Attacks on commercial computer networks also can be serious blows to the nation's military readiness, given DOD's growing reliance on the commercial marketplace for parts, supplies, components, and systems. The chaos created by this year's distributed system denial of service (DSDoS) attacks on some of the world's largest commercial Internet sites also is seen as a potential threat.
"We have been looking at this problem since we became aware of it last fall," Frank says. "DoS attacks have been around almost as long as networks have been around, but distributed DoS has stepped up how well it is orchestrated and increased the volume."

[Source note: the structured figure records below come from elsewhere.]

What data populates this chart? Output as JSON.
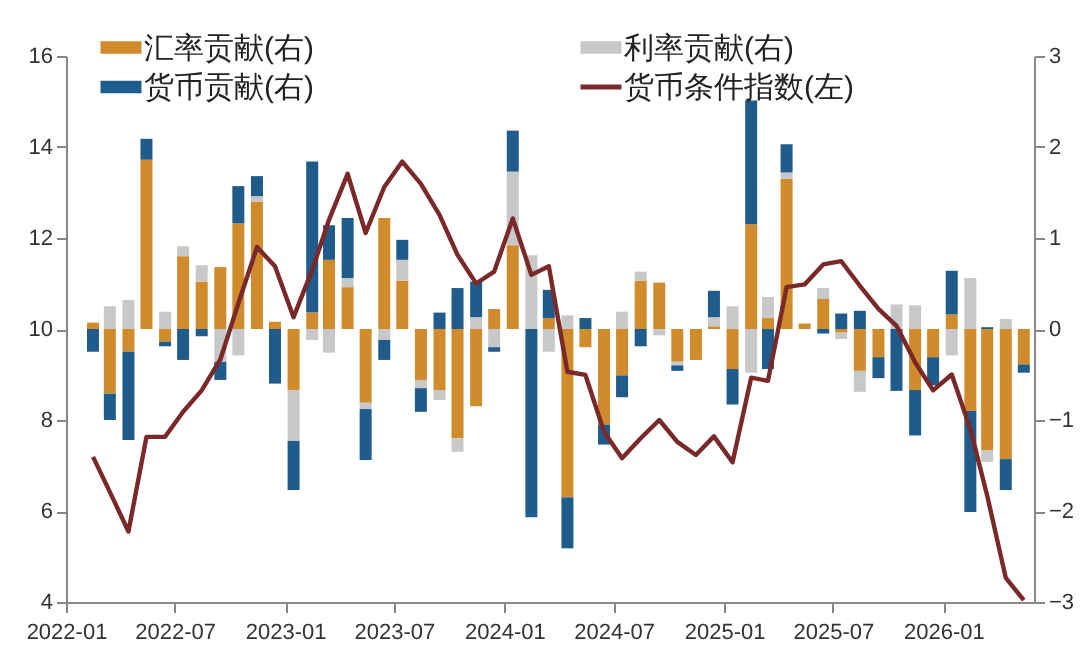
{
  "chart_data": {
    "type": "bar",
    "stacked": true,
    "legend": "top",
    "marker": "none",
    "line_style": "solid",
    "x": [
      "2022-02-15",
      "2022-03-15",
      "2022-04-15",
      "2022-05-15",
      "2022-06-15",
      "2022-07-15",
      "2022-08-15",
      "2022-09-15",
      "2022-10-15",
      "2022-11-15",
      "2022-12-15",
      "2023-01-15",
      "2023-02-15",
      "2023-03-15",
      "2023-04-15",
      "2023-05-15",
      "2023-06-15",
      "2023-07-15",
      "2023-08-15",
      "2023-09-15",
      "2023-10-15",
      "2023-11-15",
      "2023-12-15",
      "2024-01-15",
      "2024-02-15",
      "2024-03-15",
      "2024-04-15",
      "2024-05-15",
      "2024-06-15",
      "2024-07-15",
      "2024-08-15",
      "2024-09-15",
      "2024-10-15",
      "2024-11-15",
      "2024-12-15",
      "2025-01-15",
      "2025-02-15",
      "2025-03-15",
      "2025-04-15",
      "2025-05-15",
      "2025-06-15",
      "2025-07-15",
      "2025-08-15",
      "2025-09-15",
      "2025-10-15",
      "2025-11-15",
      "2025-12-15",
      "2026-01-15",
      "2026-02-15",
      "2026-03-15",
      "2026-04-15",
      "2026-05-15"
    ],
    "xlim": [
      "2022-01",
      "2026-06"
    ],
    "xticks": [
      "2022-01",
      "2022-07",
      "2023-01",
      "2023-07",
      "2024-01",
      "2024-07",
      "2025-01",
      "2025-07",
      "2026-01"
    ],
    "ylim": [
      4,
      16
    ],
    "yticks": [
      4,
      6,
      8,
      10,
      12,
      14,
      16
    ],
    "y2lim": [
      -3,
      3
    ],
    "y2ticks": [
      -3,
      -2,
      -1,
      0,
      1,
      2,
      3
    ],
    "series": [
      {
        "name": "汇率贡献(右)",
        "type": "bar",
        "axis": "y2",
        "color": "#d08b2c",
        "values": [
          0.07,
          -0.71,
          -0.25,
          1.86,
          -0.14,
          0.8,
          0.52,
          0.68,
          1.16,
          1.4,
          0.08,
          -0.67,
          0.18,
          0.76,
          0.46,
          -0.81,
          1.22,
          0.53,
          -0.56,
          -0.67,
          -1.2,
          -0.85,
          0.22,
          0.92,
          null,
          0.12,
          -1.85,
          -0.2,
          -1.05,
          -0.51,
          0.53,
          0.51,
          -0.36,
          -0.34,
          0.03,
          -0.44,
          1.15,
          0.12,
          1.65,
          0.06,
          0.33,
          -0.04,
          -0.46,
          -0.31,
          null,
          -0.67,
          -0.31,
          0.16,
          -0.9,
          -1.33,
          -1.43,
          -0.39
        ]
      },
      {
        "name": "利率贡献(右)",
        "type": "bar",
        "axis": "y2",
        "color": "#c8c8c8",
        "values": [
          null,
          0.25,
          0.32,
          null,
          0.19,
          0.11,
          0.18,
          -0.36,
          -0.29,
          0.06,
          null,
          -0.56,
          -0.12,
          -0.26,
          0.1,
          -0.07,
          -0.12,
          0.23,
          -0.09,
          -0.11,
          -0.15,
          0.13,
          -0.2,
          0.81,
          0.81,
          -0.25,
          0.15,
          null,
          null,
          0.19,
          0.1,
          -0.07,
          -0.04,
          null,
          0.1,
          0.25,
          -0.48,
          0.23,
          0.07,
          null,
          0.12,
          -0.07,
          -0.23,
          null,
          0.27,
          0.26,
          null,
          -0.29,
          0.56,
          -0.13,
          0.11,
          null
        ]
      },
      {
        "name": "货币贡献(右)",
        "type": "bar",
        "axis": "y2",
        "color": "#1f5b8b",
        "values": [
          -0.25,
          -0.29,
          -0.97,
          0.23,
          -0.05,
          -0.34,
          -0.08,
          -0.2,
          0.41,
          0.22,
          -0.6,
          -0.54,
          1.66,
          0.38,
          0.66,
          -0.56,
          -0.22,
          0.22,
          -0.26,
          0.18,
          0.45,
          0.39,
          -0.05,
          0.45,
          -2.07,
          0.31,
          -0.56,
          0.12,
          -0.22,
          -0.24,
          -0.19,
          null,
          -0.06,
          null,
          0.29,
          -0.39,
          1.36,
          -0.44,
          0.31,
          null,
          -0.05,
          0.17,
          0.2,
          -0.23,
          -0.68,
          -0.5,
          -0.31,
          0.48,
          -1.11,
          0.02,
          -0.34,
          -0.09
        ]
      },
      {
        "name": "货币条件指数(左)",
        "type": "line",
        "color": "#7a2828",
        "values": [
          7.19,
          6.42,
          5.55,
          7.63,
          7.63,
          8.18,
          8.65,
          9.33,
          10.56,
          11.8,
          11.38,
          10.26,
          11.3,
          12.4,
          13.41,
          12.11,
          13.12,
          13.68,
          13.19,
          12.51,
          11.63,
          11.0,
          11.26,
          12.43,
          11.19,
          11.38,
          9.06,
          8.99,
          7.74,
          7.16,
          7.6,
          8.0,
          7.52,
          7.23,
          7.64,
          7.07,
          8.93,
          8.86,
          10.92,
          10.98,
          11.42,
          11.49,
          10.95,
          10.44,
          10.07,
          9.27,
          8.65,
          9.0,
          7.8,
          6.34,
          4.53,
          4.04
        ]
      }
    ]
  }
}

Heightening the potential threat of DSDoS is this: no technical knowledge or skills are necessary to co-opt thousands of unprotected Internet nodes, then use them in a coordinated attack against selected targets. The attacker simply fills in a simple form he can find on-line, clicks on "go," and returns to his life, in complete anonymity, while the software he accessed does all the work.

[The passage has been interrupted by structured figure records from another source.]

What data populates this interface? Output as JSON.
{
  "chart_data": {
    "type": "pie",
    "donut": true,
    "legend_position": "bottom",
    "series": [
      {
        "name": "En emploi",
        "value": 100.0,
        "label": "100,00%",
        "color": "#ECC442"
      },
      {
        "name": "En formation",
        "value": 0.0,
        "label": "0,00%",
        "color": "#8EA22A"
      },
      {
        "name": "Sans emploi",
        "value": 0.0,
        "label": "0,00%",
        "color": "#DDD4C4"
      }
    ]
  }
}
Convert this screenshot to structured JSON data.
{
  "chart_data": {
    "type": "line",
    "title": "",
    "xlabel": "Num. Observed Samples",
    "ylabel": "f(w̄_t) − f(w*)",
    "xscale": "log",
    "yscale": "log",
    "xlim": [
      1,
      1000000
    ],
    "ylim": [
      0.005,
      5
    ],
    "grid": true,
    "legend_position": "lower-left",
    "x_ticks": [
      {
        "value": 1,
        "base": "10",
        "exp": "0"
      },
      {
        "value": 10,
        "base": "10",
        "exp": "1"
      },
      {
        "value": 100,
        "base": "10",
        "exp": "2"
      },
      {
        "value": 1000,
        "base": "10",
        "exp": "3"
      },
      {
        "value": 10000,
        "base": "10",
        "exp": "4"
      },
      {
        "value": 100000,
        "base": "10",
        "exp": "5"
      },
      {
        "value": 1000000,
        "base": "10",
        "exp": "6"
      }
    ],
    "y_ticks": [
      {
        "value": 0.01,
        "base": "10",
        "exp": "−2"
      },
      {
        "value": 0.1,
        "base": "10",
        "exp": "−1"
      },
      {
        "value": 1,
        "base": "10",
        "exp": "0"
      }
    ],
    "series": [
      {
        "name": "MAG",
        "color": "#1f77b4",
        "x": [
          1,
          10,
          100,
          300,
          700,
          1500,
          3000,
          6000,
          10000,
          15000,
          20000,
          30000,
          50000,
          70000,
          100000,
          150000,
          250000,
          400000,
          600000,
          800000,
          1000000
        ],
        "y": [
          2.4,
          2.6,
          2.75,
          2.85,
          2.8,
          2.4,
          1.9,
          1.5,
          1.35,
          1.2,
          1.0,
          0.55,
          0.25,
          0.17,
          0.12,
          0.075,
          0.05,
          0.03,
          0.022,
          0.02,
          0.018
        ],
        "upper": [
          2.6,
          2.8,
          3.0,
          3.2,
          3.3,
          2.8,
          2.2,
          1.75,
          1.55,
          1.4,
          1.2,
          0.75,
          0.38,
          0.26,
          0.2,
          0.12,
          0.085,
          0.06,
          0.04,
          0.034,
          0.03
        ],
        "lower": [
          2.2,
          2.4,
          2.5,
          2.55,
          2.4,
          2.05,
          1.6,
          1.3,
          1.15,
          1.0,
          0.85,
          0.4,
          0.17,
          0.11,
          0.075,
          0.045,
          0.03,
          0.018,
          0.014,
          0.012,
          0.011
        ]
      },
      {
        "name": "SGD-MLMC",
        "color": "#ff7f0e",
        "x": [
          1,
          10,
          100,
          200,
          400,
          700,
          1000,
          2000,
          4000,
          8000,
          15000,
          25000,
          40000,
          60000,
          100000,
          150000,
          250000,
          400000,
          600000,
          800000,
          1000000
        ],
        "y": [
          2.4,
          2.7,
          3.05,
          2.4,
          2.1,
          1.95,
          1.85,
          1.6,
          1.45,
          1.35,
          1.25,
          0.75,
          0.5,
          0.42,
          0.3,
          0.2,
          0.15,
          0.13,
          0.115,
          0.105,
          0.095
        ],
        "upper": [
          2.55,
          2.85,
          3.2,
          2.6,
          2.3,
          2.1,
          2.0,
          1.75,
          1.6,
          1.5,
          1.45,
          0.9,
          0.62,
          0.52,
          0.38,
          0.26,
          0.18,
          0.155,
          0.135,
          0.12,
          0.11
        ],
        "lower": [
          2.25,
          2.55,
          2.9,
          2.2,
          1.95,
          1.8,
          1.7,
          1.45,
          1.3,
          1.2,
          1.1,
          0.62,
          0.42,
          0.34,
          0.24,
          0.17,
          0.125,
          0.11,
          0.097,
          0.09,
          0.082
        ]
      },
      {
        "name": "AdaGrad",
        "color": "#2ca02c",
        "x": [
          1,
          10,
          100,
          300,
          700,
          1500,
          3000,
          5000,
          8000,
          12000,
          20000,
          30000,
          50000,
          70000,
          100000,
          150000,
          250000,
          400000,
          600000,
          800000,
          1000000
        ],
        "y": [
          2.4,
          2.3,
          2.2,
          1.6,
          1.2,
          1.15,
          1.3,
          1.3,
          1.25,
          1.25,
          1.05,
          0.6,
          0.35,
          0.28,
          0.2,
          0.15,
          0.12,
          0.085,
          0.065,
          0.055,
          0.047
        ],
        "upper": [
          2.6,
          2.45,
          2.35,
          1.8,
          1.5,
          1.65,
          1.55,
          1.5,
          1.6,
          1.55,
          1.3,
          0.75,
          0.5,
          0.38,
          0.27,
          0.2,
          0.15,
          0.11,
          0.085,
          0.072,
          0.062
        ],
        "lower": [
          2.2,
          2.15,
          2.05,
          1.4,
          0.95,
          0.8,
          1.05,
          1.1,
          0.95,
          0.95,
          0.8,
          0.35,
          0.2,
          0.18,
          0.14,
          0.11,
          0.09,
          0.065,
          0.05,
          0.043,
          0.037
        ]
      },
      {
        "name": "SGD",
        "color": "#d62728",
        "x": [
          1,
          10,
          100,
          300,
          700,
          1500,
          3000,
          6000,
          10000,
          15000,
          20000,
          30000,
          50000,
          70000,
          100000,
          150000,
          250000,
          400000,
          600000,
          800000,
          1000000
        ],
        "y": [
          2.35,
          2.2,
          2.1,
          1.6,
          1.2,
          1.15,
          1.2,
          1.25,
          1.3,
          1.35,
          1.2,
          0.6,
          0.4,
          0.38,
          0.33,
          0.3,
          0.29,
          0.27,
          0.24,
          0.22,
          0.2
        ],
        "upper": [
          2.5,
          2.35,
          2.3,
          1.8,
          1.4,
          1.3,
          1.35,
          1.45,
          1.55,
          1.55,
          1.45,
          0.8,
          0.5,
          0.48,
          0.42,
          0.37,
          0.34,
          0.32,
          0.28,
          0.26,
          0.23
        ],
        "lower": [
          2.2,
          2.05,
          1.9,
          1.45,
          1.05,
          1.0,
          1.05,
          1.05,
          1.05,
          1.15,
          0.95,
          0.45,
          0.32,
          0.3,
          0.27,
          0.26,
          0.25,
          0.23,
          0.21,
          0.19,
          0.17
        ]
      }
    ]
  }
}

DSDoS programs survey the Internet to find unprotected servers, a few of which become "masters" that control vast numbers of others called "daemons". The owner of the co-opted site is unlikely to know it has been compromised, with the intruding program hiding itself, awaiting orders, and even continuing to run if it is discovered and deleted or if the system is rebooted.
Once the program creates a daemon, it announces itself to several predefined masters, which may wait days or months before ordering wave after wave of daemons to attack, change targets, shut down, or even switch masters. The attack order can include the address of the victim, how long an attack should continue, and a host of other parameters. Once the order goes out, no further contact between master and daemon is necessary. A DSDoS attack sends thousands of messages flooding into the target system to overwhelm it and block its ability to transact normal business.
For the military, the battle against DSDoS is two-fold: Do not become a victim, do not become an unwitting participant, either as master or daemon.
"We have been working diligently at finding methods to counter these," Frank says. "It's not easy in any event, but it is easier if you are prepared. We are trying to make sure those sites likely to be attacked are prepared with continuity of operations plans," Frank says. "You may not be able to stop an attack, but have some kind of plan to operate critical systems to continue your mission."